We have bookcases, but the books from them are on the floor, on tables, on footstools, in flurries and drifts. So I asked him. Why won’t you put the books back? I will do, he snapped back. He is the one who puts them there, often opened and left unread.
When I change the bedsheets his side of the bed is six inches deep in books. I have to force my way through a tidal wave of them…
I plot now. I think about what to do. I want one of those camouflaged book cases, where you tilt a book back and a door opens. I would like that.
Open the door, fill it with books, or push him in and throw away the key. Oh don’t get me wrong, food would be delivered three times a day.
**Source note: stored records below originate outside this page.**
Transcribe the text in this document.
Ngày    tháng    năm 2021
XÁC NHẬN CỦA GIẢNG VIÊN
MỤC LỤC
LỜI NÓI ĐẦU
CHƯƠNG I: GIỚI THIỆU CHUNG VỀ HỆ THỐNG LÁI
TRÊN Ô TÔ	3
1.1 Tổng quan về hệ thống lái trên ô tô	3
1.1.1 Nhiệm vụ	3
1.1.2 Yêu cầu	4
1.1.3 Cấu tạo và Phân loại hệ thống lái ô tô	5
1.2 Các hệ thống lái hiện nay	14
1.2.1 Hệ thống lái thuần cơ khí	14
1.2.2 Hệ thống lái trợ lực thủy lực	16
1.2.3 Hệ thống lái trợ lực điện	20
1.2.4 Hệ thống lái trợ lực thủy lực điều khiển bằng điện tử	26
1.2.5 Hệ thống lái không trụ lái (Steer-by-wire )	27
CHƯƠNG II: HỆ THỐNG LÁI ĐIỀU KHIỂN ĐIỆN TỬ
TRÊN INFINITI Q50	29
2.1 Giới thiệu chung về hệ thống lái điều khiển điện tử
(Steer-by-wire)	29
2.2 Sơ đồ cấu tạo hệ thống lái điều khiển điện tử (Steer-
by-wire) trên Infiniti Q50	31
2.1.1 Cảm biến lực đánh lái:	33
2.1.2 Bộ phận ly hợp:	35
There would be a laundry chute and a bathroom. A comfy chair and a bed. A secret trap door would be there to pass in things, or hook things out when he’s asleep. He would be happy, I would be able to tidy up….
Life goes on in lockdown. Ideas spring to mind. They are not serious.
Ooh its cold in here?
Have you opened the window?
Well I wanted fresh air!
So go outside!
You are heating up the atmosphere…
It’s minus 5 out there..
That’s why you’re wearing your coat in the house?
And the heating is on full…
And the extra heaters are on…
Are you mad?
Is it any wonder I get annoyed?
Annoyed. We had a box of shortbread biscuits for Christmas, we have had a few. My hubby more than me. The box is on top of the fridge. So I went into the kitchen to make us coffee and get the last few biscuits. Guess what? The box was there, but empty. I’m annoyed.
At least throw the box away once it’s empty. Don’t leave it there to tempt me. He does the same with tubs of butter, bananas (yes he left an empty skin on the fruit bowl!), or he finishes strawberries off and doesn’t throw away the punnet. He finishes bottles of milk without leaving some for my coffee.
Long day, some nice people came in and saw the exhibition. Then as we were thinking if packing up a man came in and said something along the lines of “this isn’t the sort if exhibition I was expecting” and walked back out. It felt rude. Dismissive, inconsiderate. I didn’t know what to say, perhaps I should have challenged him? Maybe he wanted to see sculptures, or abstract pictures? He might have wanted to see digital photos of canal boats? But it does say art exhibition. Then you get the fear that it’s not good enough. Not fine enough. Not special enough. But I it a lot of love and effort into what I do. It’s my art. I don’t want to do something like anyone else.
So I’m peeved, I feel annoyed, dismissed. Maybe I’m being thin skinned. It’s partly that, and partly because I got £40 out of the bank this morning so I could get us lunch and also buy Richard a book about trains. But somewhere between the cashpoint and the car, or the car and the museum, I lost it. I tried going through my bag and cleared all the old receipts out of it. No sign, I rang the lace I got the money from. No joy. I looked in the car. Again no. So. Deep breath. I must ut it behind me as an annoying day. Tomorrow is another day. Life is like that….
Went out this morning and someone had kicked off my drivers side wing mirror. I know it was kicked off as that side was next to the pavement. I’d heard a thud outside last night which may have been it happening about 2.30am this morning.
I only noticed it as I was driving away, I looked into my mirror only to see the pillar of the door instead of the road behind me. I have my suspicions as to who did it but I’m not saying who as I don’t want to stir up trouble for myself.
It’s part of life but it is very annoying. Just something else to sort out.
Feel like I’ve swallowed glass
Green sharp spikes
lance through my neck.
My nose is burning
My eyes are running…
away from the pain
Limbs ache and feel heavy.
Gargle of salt in water
to ease the hot stabbing.
Shivers and shakes make me want to sob.
Where’s my breakfast, he says…..
I’ve added a cleaning service on my phone. But it seems to have done slightly too much of a deep clean on it, or at least that’s my guess as a non technical person.
My WordPress account is shooting straight across to Facebook again. I will have to try and get help sorting it out. It is annoying, it makes me feel like chaos is taking over….
So apologies if my posts are a bit confused.